L'administrateur délégué de la FEB (Fédération des entreprises de Belgique), Rudi Thomaes, clame, dans un entretien accordé vendredi aux quotidiens La Libre Belgique et De Standaard, que le débat politique sur les intérêts notionnels a assez duré. "Assez de ces âneries", a-t-il asséné.
A propos de la réduction de 17 millions d'euros dont a bénéficié la Banque nationale de Belgique (BNB) grâce au mécanisme des intérêts notionnels, Rudi Thomaes parle de légalité. "D'abord, c'est légal. Ensuite, ce qui est scandaleux à propos de la communication des chiffres relatifs à la BNB, c'est qu'un parlementaire (le député sp.a Dirk Van der Maelen) qui est censé donner l'exemple parvienne à distiller de l'information à propos d'une société cotée en dépit des règles en vigueur", regrette le patron des patrons belges.

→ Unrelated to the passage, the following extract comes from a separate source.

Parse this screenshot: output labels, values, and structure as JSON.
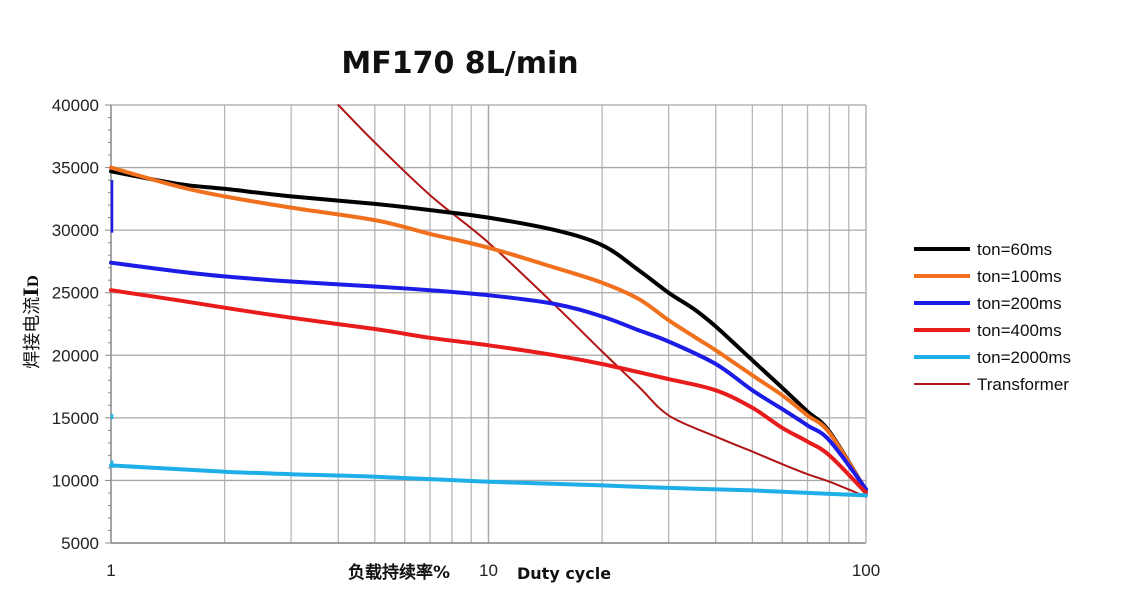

M. Thomaes soutient la possibilité fiscale que représentent les intérêts notionnels, car ils aident les entreprises à se renforcer. Il relativise par ailleurs le coût de cette mesure. "Si le montant net de 700 millions évoqué dans la presse est correct, il ne fait qu'équilibrer celui du crédit-temps à propos duquel il y a peu de débats", justifie Rudi Thomaes.
Karel Van Eetvelt de l'Unizo (l'organisation des PME et des indépendants flamands) estime également que "l'impact de la loi est positif pour la pérennité des entreprises".